Akibatnya mereka yang tinggal, membaur dengan bangsa lain dan
muncullah bangsa Samaria. Setelah kerajaan Yahudi dihancurkan oleh
Nebukadnesar (Ker. Babel) dan mengalami pembuangan, maka 70 tahun kemudian
bangsa Israel yang mengalami pembuangan diijinkan kembali ke negerinya,
(peristiwanya +
sudah 500 tahun SM). Mereka yang diijinkan kembali ke Yerusalem, mencoba
membangun kembali tembok Yerusalem dan bait Allah, namun yang menjadi penghalang
bagi mereka adalah bangsa Samaria. Oleh sebab itu bangsa Yahudi sangat benci
pada orang Samaria, demikian bencinya sehingga dalam doanya mereka mengatakan,
“Ya Tuhan, pada waktu kami berhak menerima kemuliaan dari padaMu, janganlah
Engkau mengingat Samaria.” Dan demi supaya mereka tidak melewati daerah
Samaria, mereka rela menempuh perjalanan 4 hari lebih lama.
2).
Saat itu dikatakan kira-kira pukul dua belas siang, Yesus dalam keadaan sangat
letih oleh perjalanan, karena itu Ia “ndeprok”
di pinggir sumur itu (duduk karena sudah tidak dapat menahan kondisi
yang sangat letih sehingga tidak lagi memperhitungkan tempat itu layak
atau tidak untuk beristirahat). Selain itu keletihanNya ditambah kondisi
emosi yang mungkin tegang karena tahu bahwa orang Farisi semakin membenciNya.

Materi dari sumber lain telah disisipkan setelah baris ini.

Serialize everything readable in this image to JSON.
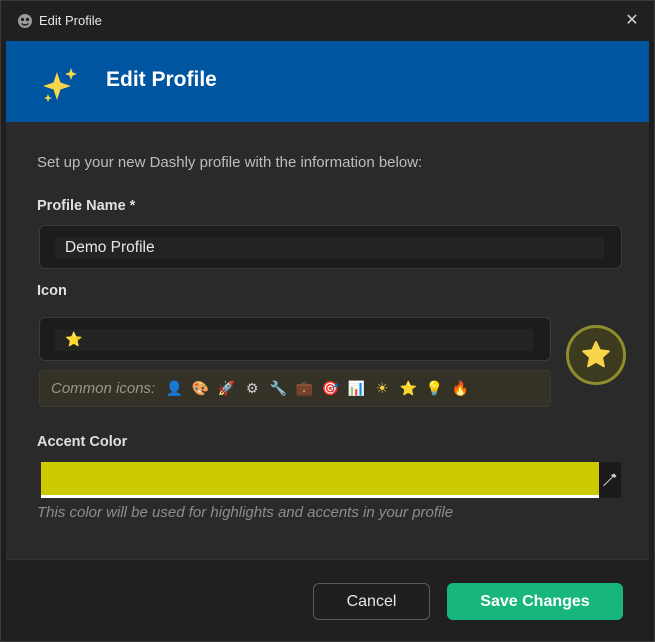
{
  "window": {
    "title": "Edit Profile",
    "close_glyph": "✕"
  },
  "banner": {
    "title": "Edit Profile",
    "icon": "sparkles-icon"
  },
  "intro": "Set up your new Dashly profile with the information below:",
  "profile_name": {
    "label": "Profile Name *",
    "value": "Demo Profile"
  },
  "icon_field": {
    "label": "Icon",
    "value": "⭐"
  },
  "common_icons": {
    "label": "Common icons:",
    "items": [
      "👤",
      "🎨",
      "🚀",
      "⚙",
      "🔧",
      "💼",
      "🎯",
      "📊",
      "☀",
      "⭐",
      "💡",
      "🔥"
    ]
  },
  "accent_color": {
    "label": "Accent Color",
    "value": "#cdcb00",
    "hint": "This color will be used for highlights and accents in your profile"
  },
  "buttons": {
    "cancel": "Cancel",
    "save": "Save Changes"
  },
  "colors": {
    "banner": "#0055a1",
    "save": "#17b67d",
    "accent": "#cdcb00"
  }
}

Sekalipun Allah 100%, tetapi Alkitab secara jelas menegaskan bahwa Ia dapat
mengalami keletihan, ketakutan, dan pada “saat tertentu kurang dapat mengontrol
emosiNya (ketika mengobrak-abrik bait Allah), dan itu sangat
manusiawi.” Tetapi justru dalam keadaan inilah kemudian datang seorang
perempuan Samaria dan Ia berbincang-bincang dengannya. Disinilah Yesus
melakukan terobosan: pertama,
Ia melakukan tindakan yang kontroversial dengan melintasi Samaria.
Kedua, Ia
berbicara dengan perempuan Samaria. Orang Yahudi laki-laki yang
terhormat tidak sepatutnya berbicara dengan wanita terutama yang tidak
dikenal. Apalagi Yesus adalah Rabi yang menurut hukum, haram
berbicara dengan wanita didepan umum. Ketiga,
orang Yahudi tidak bergaul dengan orang Samaria sedangkan Yesus berbicara
dengan mereka (wanita pelacur). Yesus tahu bahwa pada waktu Ia melintasi
Samaria, Allah BapaNya akan mempertemukan dengan objek
pelayanan yang seperti itu. Dengan mengabaikan semua keletihan,
resiko dan alasan apapun yang dapat dikatakanNya pada saat itu untuk tidak
melayani, Ia justru bertindak sebaliknya. Disinilah, jikalau seseorang
menyadari bahwa keharusan daripada Allah itu sedang terjadi dan
dinyatakan dalam hidupnya maka orang itu akan mengabaikan segala
sesuatu yang menjadi kendala secara pribadi. Sehingga dalam hal ini sebenarnya
ada beberapa hal yang aplikatif yang dapat kita pikirkan.
Pada
waktu kita menyadari bahwa melayani adalah satu keharusan yang bersifat teologis
maka kita tidak perlu lagi berpikir tentang apakah situasinya aman atau tidak.
Melayani dalam situasi tidak aman bukan berarti membabi buta, tetapi dalam keadaan
tidak aman bagaimana kita dengan bijak tetapi melayani, ini pointnya! Seperti
dalam Mat 10:16, kalau kita mencoba menghayati seekor domba di
tengah-tengah serigala yang mengerikan, itulah kondisi kita sebenarnya.
Itu sebabnya Tuhan Yesus dalam kalimat itu melanjutkan, “Sebab itu
hendaklah kamu cerdik seperti ular dan tulus seperti merpati,”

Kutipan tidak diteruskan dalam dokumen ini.